Quizás un contagioso espíritu de bien extendía aquel día su voluntad desde otro sitio. Halstead anunció con calma a la hora de cenar que Ames había aceptado una participación en el negocio del rancho del Trabajoso.

—¡Olé! —gritó Brown, blandiendo el tenedor—. Ahora sí que voy a coger todas las… truchas en el…

—¡Brown, levántate de la mesa en el acto! —ordenó severamente Ester.

—¡Oh, Ester! —protestó él.

—Has faltado a tu palabra de no volver a hablar mal.
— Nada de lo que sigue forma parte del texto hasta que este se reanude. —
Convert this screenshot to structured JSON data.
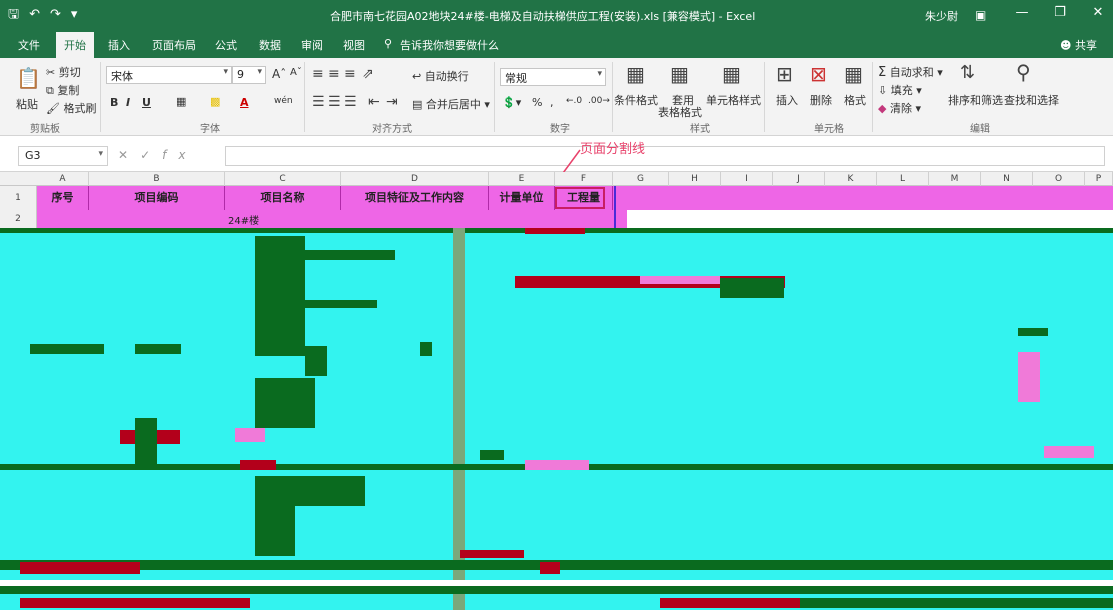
{
  "window": {
    "title": "合肥市南七花园A02地块24#楼-电梯及自动扶梯供应工程(安装).xls [兼容模式] - Excel",
    "user": "朱少尉"
  },
  "qat": {
    "save_icon": "save-icon",
    "undo_icon": "undo-icon",
    "redo_icon": "redo-icon"
  },
  "tabs": {
    "file": "文件",
    "home": "开始",
    "insert": "插入",
    "page_layout": "页面布局",
    "formulas": "公式",
    "data": "数据",
    "review": "审阅",
    "view": "视图",
    "tell_me": "告诉我你想要做什么",
    "share": "共享"
  },
  "ribbon": {
    "clipboard": {
      "cut": "剪切",
      "copy": "复制",
      "paste": "粘贴",
      "format_painter": "格式刷",
      "label": "剪贴板"
    },
    "font": {
      "font_name": "宋体",
      "font_size": "9",
      "bold": "B",
      "italic": "I",
      "underline": "U",
      "font_color": "A",
      "phonetic": "wén",
      "label": "字体"
    },
    "alignment": {
      "wrap_text": "自动换行",
      "merge_center": "合并后居中",
      "label": "对齐方式"
    },
    "number": {
      "format": "常规",
      "percent": "%",
      "comma": ",",
      "label": "数字"
    },
    "styles": {
      "conditional": "条件格式",
      "table_format_1": "套用",
      "table_format_2": "表格格式",
      "cell_styles": "单元格样式",
      "label": "样式"
    },
    "cells": {
      "insert": "插入",
      "delete": "删除",
      "format": "格式",
      "label": "单元格"
    },
    "editing": {
      "autosum": "自动求和",
      "fill": "填充",
      "clear": "清除",
      "sort_filter": "排序和筛选",
      "find_select": "查找和选择",
      "label": "编辑"
    }
  },
  "formula_bar": {
    "name_box": "G3",
    "fx": "fx"
  },
  "annotation": "页面分割线",
  "columns": [
    "A",
    "B",
    "C",
    "D",
    "E",
    "F",
    "G",
    "H",
    "I",
    "J",
    "K",
    "L",
    "M",
    "N",
    "O",
    "P"
  ],
  "rows": [
    "1",
    "2"
  ],
  "table_header": {
    "seq": "序号",
    "code": "项目编码",
    "name": "项目名称",
    "feature": "项目特征及工作内容",
    "unit": "计量单位",
    "qty": "工程量"
  },
  "row2": {
    "c": "24#楼"
  },
  "colors": {
    "excel_green": "#217346",
    "header_magenta": "#ee66e6",
    "glitch_cyan": "#33f3ef",
    "annotation_pink": "#e8426b"
  }
}
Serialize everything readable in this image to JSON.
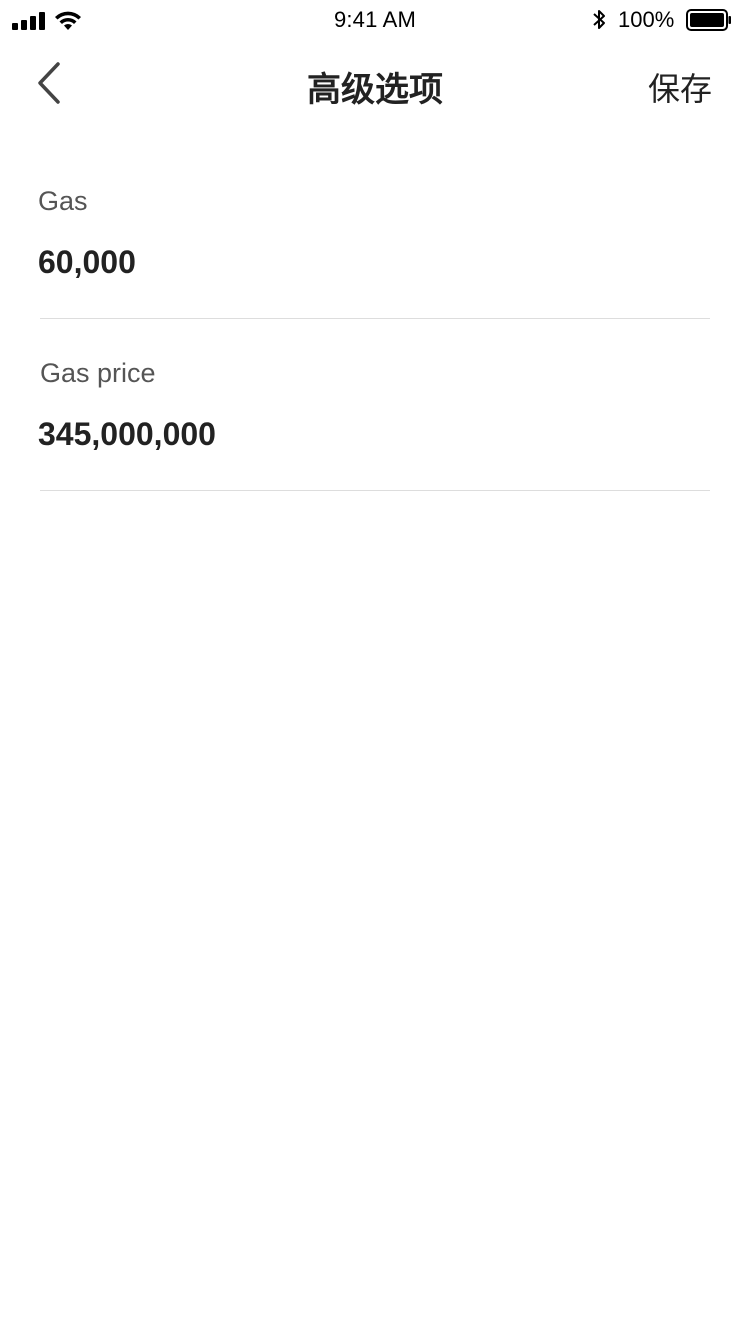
{
  "status_bar": {
    "time": "9:41 AM",
    "battery_percent": "100%"
  },
  "nav": {
    "title": "高级选项",
    "save_label": "保存"
  },
  "form": {
    "fields": [
      {
        "label": "Gas",
        "value": "60,000"
      },
      {
        "label": "Gas price",
        "value": "345,000,000"
      }
    ]
  }
}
—¡Pero, Ester, ahora no vale! Arizona va a vivir con nosotros. Apuesto que a papá no le hubiera importado que tú misma jurases un poco también.

—¡Ja! ¡Ja! ¡Ja! —estalló Halstead, con la cara purpúrea—. Seguro que no, pero obedece a tu hermana y la próxima vez ten más cuidado.

—Bueno —dijo Brown tercamente—. Pero ahora la cosa vale la pena, ¿verdad?

Ester fue la última en capitular ante aquel producto de la vida del rancho, pero se rindió lealmente. Sabía, aun antes de que Joe se lo hubiera dicho, que Ames nunca podría imaginarse que ella le quisiera.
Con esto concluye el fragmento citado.